Bene, ora una nutrita selezione delle collezioni di opere d’arte datate fra la seconda parte dell’Ottocento e la prima del Novecento, letteralmente “trasloca” da Philadelphia a Milano per approdare alla mostra “Impressionismo e Avanguardie”, a Palazzo Reale fino al 2 settembre. Promossa e prodotta dal Comune e da MondomostreSkira (che ne cura anche il catalogo), l’esposizione presenta cinquanta capolavori, quasi esclusivamente dipinti, radunati in una sorta di raffinata miscellanea di nature morte, paesaggi, ambienti cittadini, ritratti, firmati da maestri del calibro – e non sono tutti – di Cézanne, Degas, Manet, Gauguin, Monet, van Gogh, Pissarro, Renoir. Per passare a Braque, Kandinsky, Klee, Matisse, Chagall, Picasso. Fino al surrealismo di Dalì e Mirò. E incluse tre artiste: la statunitense Mary Cassat, originaria di Pittsburgh divenuta poi amica e allieva di Degas; la parigina Marie Laurencin; e la francese Berthe Morisot, pittrice ma anche modella preferita di Manet, che la ritrasse in undici tele, fra le quali l’incantevole “Berthe Morisot con un mazzo di violette”, del 1872.

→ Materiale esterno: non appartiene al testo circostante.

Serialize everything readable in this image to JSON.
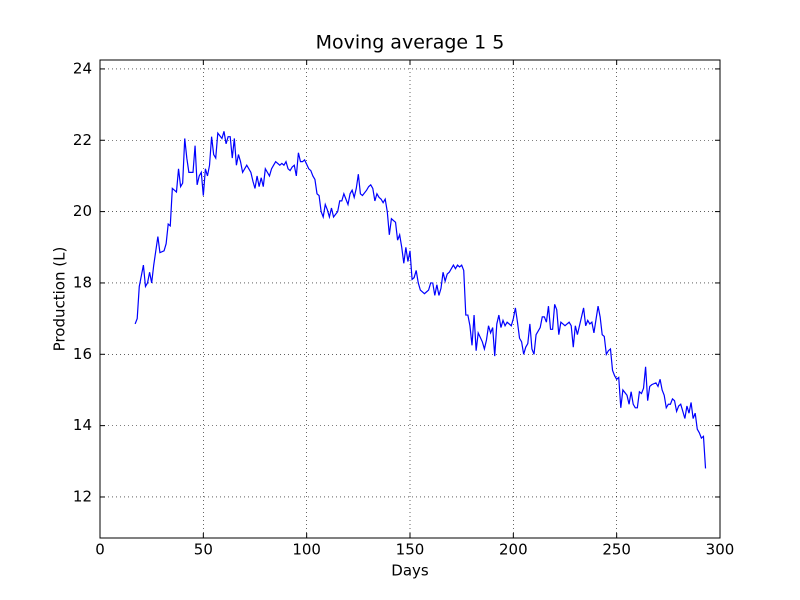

Ricca ed eterogenea, distribuita su nove sale per altrettanti settori, la mostra milanese consente la visione, pur nell’insieme di opere tutte di indubbio valore, di capolavori di rara bellezza: da “La classe di danza” di Degas alla “Marina in Olanda” di Manet, dalla “Ragazza con gorgiera rossa” di Renoir alla “Place du Tertre à Montmartre” di Utrillo. Chagall è presente con “Nella notte”, del 1943, Kandinsky con “Cerchi in un cerchio”, dipinto nel ’23.
Da segnalare il lavoro di trasformazione, insieme estetica e funzionale, degli spazi espositivi, finalizzato a ricreare l’atmosfera di un’istituzione museale tipicamente americana. Quindi arredi semplici e linee pulite. Mentre le quattro sale interamente dedicate alle opere acquistate da altrettanti collezionisti (Cassatt, White, Stern e Arensberg) si avvalgono di finiture particolarmente raffinate, pareti dai colori intensi, rivestimenti in tessuto dei pannelli di supporto dei quadri, legno a doghe per i pavimenti. Come piaceva alla ricca Philadelphia e ai suoi ricchi (e sapienti) capitani d’industria.

“Impressionismo e Avanguardie. Capolavori dal Philadelphia Museum of Art”, Milano, Palazzo Reale, fino al 2 settembre.